İradeleri dışında hareket edenler türlü yöntemlerle tasfiye edilmeliydi.

Kürt sorununun kardeşçe ve samimi bir süreç sonucu çözülmesi, Türkiye'nin önünde müthiş fırsatlar çıkaracaktır.

İçeride birliğini sağlamış, komşu coğrafyalarda Kürt ve Türk hinterlandına hakim bir Türkiye'yi elbette istenmeyecektir. 

Bundan dolayı bu süreci akamete uğratacak her türlü espiyonaj, ajan faaliyetleri, kışkırtma, kalkışma, sokak hareketleri, ve hatta suikast dahi planlanabilirdi.

İşte Özal  sendromu diyebileceğimiz bu hadiseyi  Kürtler hiç unutmadı.

Bahçeli'nin uzayan tedavi süreci de hafızalarındaki Özal sendromunu yine hatırlamalarına neden oldu. 

Karanlık mahfiller tekrar mı devredeydi?

Malazgirt'te on bin atlı süvari ile Alparslan'ın yanında yer alarak Türklerin Anadolu yürüyüşüne kapı açmasında destek olan Kürtler. 

Bin yıl sonra tekrar bir araya gelerek kutlu bir kıyam mı başlatacaklar?

Kürt sorununu aşmış bir Türkiye'nin önünde kimse duramazdı. Kürt sorununu çözülmemesi için emperyal akıl her şeyi yapabilirdi.
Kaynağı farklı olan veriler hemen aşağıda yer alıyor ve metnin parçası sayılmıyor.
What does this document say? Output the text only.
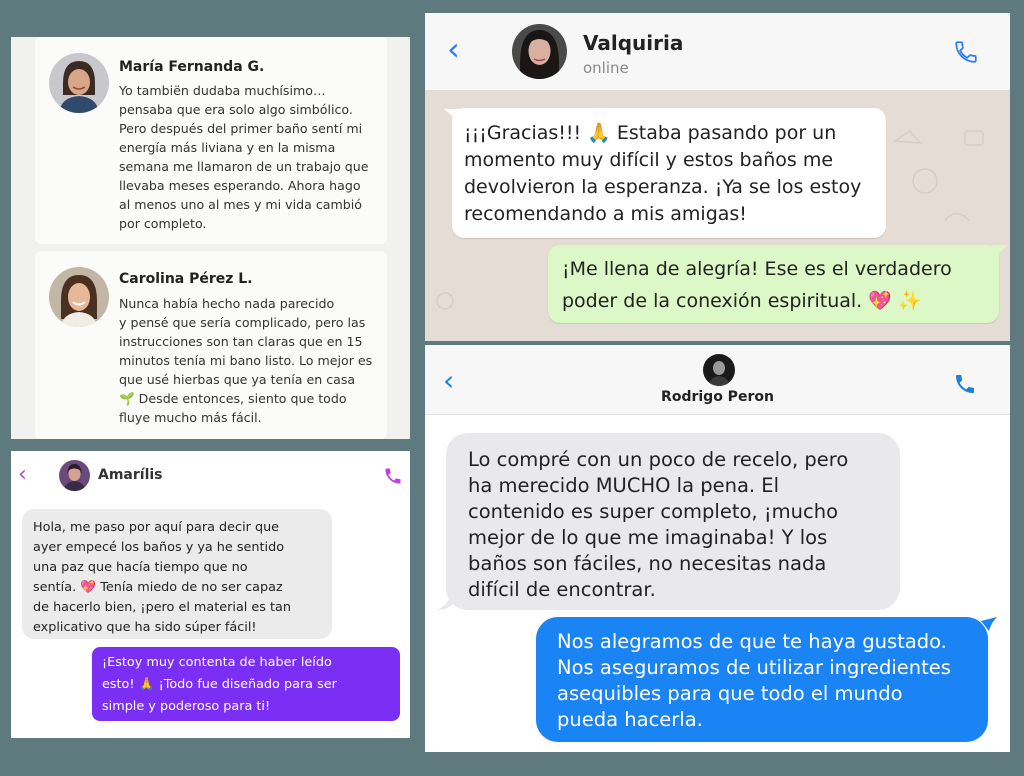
María Fernanda G.
Yo tambiën dudaba muchísimo…
pensaba que era solo algo simbólico.
Pero después del primer baño sentí mi
energía más liviana y en la misma
semana me llamaron de un trabajo que
llevaba meses esperando. Ahora hago
al menos uno al mes y mi vida cambió
por completo.
Carolina Pérez L.
Nunca había hecho nada parecido
y pensé que sería complicado, pero las
instrucciones son tan claras que en 15
minutos tenía mi bano listo. Lo mejor es
que usé hierbas que ya tenía en casa
🌱 Desde entonces, siento que todo
fluye mucho más fácil.
‹	Amarílis
Hola, me paso por aquí para decir que
ayer empecé los baños y ya he sentido
una paz que hacía tiempo que no
sentía. 💖 Tenía miedo de no ser capaz
de hacerlo bien, ¡pero el material es tan
explicativo que ha sido súper fácil!
¡Estoy muy contenta de haber leído
esto! 🙏 ¡Todo fue diseñado para ser
simple y poderoso para ti!
‹	Valquiria
online
¡¡¡Gracias!!! 🙏 Estaba pasando por un
momento muy difícil y estos baños me
devolvieron la esperanza. ¡Ya se los estoy
recomendando a mis amigas!
¡Me llena de alegría! Ese es el verdadero
poder de la conexión espiritual. 💖 ✨
‹	Rodrigo Peron
Lo compré con un poco de recelo, pero
ha merecido MUCHO la pena. El
contenido es super completo, ¡mucho
mejor de lo que me imaginaba! Y los
baños son fáciles, no necesitas nada
difícil de encontrar.
Nos alegramos de que te haya gustado.
Nos aseguramos de utilizar ingredientes
asequibles para que todo el mundo
pueda hacerla.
Kürtler bu nedenle endişeli bir süreç yaşadılar. 

Ezberlerin bozulduğu, dogmatik düşünce kalelerinin yıkıldığı bu günlerde.

Karanlık reji odalarında Türkiye için yeni karanlık planlar yapıldığını unutmayalım.

Hiçbir savaş sonsuza dek sürmez.

Artık, on yıllardır. Ülkemizin ekonomi, güvenlik, ve gelecek ideallerini sömüren terör hadisesi son bulmalıdır .

Bu hassas dönemin özünde tek bir şeye ihtiyacı "samimiyet" ilk doğru iliklenecek düğme budur. 

Türkmen beyi Bahçeli ve Kürt ağası Ahmet Türk'ün aralarındaki samimiyete ve tevazuya eşdeğer yürütülecek her girişimin başarıya ulaşması kaçınılmazdır.

Türk,  kardeşi Kürt'ün değerleriyle yaşaması, kültürel haklarının nadide bir mücevher gibi korunması için adımlar atacak,

Kürtlerde ülkemizde ve tüm dünyada Türkiye'nin aynı zamanda bir Kürtlerin de devleti de olduğunu içselleştirerek, Türkiye için her konuda elini taşın altına koyacak, Kürt diasporası da artık Türkiye için çalışacak...

Çok mu zor? İmkansız mı? 

Şunun şurasında yüz küsur yıl önce durum böyle değil miydi zaten. 

Her şey aslına rücu edermiş, 

Biz aslında bu değildik diyerek,

Artık üzerimize giydirilen bu deli gömleğini çıkarma zamanı gelmedi mi?